Background
Lung transplant recipients (LTR) are at high risk for opportunistic fungal infections (FI). Yet, treatment with azoles results in drug-drug interactions with tacrolimus, requiring dose adjustment (voriconazole: 67%, fluconazole: 40%). We assessed the interaction magnitude, defined by change in tacrolimus dose-corrected trough concentration (C/D) and its influencing factors.

Methods  
In this retrospective study, LTR using tacrolimus p.o. and azoles for FI in 2018-2022 were included. Demographics, drug formulation, doses, concentrations, and blood tests (albumin, ALAT, CRP, eGFR, Hct) were extracted from patient records.
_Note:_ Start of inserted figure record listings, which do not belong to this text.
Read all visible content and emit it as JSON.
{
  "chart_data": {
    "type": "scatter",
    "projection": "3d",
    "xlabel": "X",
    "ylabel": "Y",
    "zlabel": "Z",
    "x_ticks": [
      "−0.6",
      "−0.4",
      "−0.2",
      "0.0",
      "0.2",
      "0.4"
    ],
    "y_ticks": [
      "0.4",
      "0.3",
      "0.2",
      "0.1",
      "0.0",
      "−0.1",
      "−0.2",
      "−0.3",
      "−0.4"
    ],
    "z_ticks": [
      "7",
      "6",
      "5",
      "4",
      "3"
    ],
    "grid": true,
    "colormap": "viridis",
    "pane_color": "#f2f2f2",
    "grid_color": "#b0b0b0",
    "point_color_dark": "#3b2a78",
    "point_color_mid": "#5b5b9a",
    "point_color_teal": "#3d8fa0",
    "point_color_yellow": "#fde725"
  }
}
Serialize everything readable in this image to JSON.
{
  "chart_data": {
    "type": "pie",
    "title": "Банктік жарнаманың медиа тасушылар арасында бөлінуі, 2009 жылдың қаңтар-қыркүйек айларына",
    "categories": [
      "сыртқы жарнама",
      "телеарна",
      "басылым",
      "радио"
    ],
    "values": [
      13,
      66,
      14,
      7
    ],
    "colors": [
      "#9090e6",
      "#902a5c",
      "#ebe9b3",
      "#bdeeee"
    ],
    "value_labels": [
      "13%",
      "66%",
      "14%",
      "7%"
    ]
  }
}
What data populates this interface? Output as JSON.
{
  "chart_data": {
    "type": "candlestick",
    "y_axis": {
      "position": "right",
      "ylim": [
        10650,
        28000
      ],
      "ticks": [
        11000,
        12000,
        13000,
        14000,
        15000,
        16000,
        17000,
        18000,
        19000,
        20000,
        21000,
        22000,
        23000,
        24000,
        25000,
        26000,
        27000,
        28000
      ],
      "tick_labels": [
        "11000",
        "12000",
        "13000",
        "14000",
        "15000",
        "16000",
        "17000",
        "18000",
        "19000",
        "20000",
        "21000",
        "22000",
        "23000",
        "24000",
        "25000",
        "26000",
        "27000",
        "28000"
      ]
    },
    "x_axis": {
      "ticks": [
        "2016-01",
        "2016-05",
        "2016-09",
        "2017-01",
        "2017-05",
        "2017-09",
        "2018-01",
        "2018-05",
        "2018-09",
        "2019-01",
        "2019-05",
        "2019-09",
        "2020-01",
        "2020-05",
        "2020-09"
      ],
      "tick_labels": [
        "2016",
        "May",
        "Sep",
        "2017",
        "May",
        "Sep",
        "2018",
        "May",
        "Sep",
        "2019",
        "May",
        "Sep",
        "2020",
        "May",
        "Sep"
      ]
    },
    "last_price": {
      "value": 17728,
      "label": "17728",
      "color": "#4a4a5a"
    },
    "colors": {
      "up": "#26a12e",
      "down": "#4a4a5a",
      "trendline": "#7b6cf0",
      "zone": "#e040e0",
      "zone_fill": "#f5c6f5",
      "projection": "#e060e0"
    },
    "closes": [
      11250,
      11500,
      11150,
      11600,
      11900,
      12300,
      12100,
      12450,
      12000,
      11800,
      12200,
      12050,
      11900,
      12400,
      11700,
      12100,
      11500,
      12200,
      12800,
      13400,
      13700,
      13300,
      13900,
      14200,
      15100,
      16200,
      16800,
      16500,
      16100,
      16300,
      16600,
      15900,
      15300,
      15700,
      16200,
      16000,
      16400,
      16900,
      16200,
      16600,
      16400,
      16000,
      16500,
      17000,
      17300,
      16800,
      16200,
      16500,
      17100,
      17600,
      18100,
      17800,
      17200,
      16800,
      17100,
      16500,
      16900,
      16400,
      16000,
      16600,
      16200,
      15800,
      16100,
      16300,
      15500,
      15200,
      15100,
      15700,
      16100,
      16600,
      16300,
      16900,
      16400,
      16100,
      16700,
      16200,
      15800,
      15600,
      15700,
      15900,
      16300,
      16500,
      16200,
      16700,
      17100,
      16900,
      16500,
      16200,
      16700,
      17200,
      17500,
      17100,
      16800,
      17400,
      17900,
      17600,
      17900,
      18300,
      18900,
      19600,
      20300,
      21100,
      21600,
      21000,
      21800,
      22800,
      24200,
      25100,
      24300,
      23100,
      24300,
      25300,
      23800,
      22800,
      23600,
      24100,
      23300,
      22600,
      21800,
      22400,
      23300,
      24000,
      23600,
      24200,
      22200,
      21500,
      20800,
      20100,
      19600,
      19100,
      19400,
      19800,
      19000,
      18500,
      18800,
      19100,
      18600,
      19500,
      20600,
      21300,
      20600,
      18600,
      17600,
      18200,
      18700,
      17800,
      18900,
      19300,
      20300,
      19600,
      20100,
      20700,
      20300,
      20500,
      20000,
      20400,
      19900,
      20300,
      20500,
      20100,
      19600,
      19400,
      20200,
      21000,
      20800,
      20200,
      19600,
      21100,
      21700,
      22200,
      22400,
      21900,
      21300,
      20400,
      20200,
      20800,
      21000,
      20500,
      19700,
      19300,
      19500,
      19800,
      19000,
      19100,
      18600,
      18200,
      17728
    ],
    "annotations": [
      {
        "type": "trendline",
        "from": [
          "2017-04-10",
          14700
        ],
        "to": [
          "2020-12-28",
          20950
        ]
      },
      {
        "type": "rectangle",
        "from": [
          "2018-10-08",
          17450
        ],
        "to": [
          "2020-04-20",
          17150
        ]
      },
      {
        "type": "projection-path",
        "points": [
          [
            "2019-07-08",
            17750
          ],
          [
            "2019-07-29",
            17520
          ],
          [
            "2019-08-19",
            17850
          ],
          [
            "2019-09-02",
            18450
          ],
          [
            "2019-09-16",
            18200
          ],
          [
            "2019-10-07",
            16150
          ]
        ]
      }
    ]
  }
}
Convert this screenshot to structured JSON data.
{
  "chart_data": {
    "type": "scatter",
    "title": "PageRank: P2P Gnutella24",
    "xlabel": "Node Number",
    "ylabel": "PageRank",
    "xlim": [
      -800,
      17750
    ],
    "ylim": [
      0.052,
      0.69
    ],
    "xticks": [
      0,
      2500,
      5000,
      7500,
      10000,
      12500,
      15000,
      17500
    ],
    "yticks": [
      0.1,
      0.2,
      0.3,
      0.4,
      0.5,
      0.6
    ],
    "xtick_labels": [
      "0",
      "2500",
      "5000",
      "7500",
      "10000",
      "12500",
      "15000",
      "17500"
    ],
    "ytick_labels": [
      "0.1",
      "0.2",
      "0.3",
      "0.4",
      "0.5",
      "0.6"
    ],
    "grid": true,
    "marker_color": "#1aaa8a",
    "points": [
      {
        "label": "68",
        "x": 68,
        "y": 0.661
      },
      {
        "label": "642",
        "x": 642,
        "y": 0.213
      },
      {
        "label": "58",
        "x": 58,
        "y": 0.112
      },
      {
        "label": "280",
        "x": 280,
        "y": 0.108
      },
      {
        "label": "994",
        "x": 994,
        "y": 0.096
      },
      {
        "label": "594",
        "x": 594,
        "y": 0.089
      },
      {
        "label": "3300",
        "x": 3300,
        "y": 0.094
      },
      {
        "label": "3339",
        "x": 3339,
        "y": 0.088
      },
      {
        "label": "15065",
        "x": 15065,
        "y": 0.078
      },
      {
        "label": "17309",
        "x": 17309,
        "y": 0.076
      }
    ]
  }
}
Change in C/D before, during and after azole treatment were calculated. Spearman?s correlations of C/D during treatment with demographics and lab parameters were assessed using SPSS.  

Results 
In total, 33 LTR were included with 523 tacrolimus concentrations. C/D increased after azole start, median [IQR] 4 times [2.7-6.1] for voriconazole (n=22), and 2 times [1.4-3.7] for fluconazole (n=11), suggesting median dose reductions of 75% and 50% respectively. Median first tacrolimus concentrations after azole start were 13.8 µg/L (range: 5.7-46.1 µg/L) for voriconazole and 11.1 µg/L (2.8-28.9) for fluconazole, compared to 9.2 µg/L (5.2-14.9) before start. C/D during treatment was correlated with C/D before treatment (r=0.60, p<.001), BMI (r=.36, p<.05), and Hct (r=-.46, p<.01). After the 3rd sample after azole discontinuation, median C/D was comparable with before treatment. 

Conclusion
The drug-drug interaction magnitude between tacrolimus and azoles is variable, and current guidelines for precautionary dose adjustment may not be sufficient.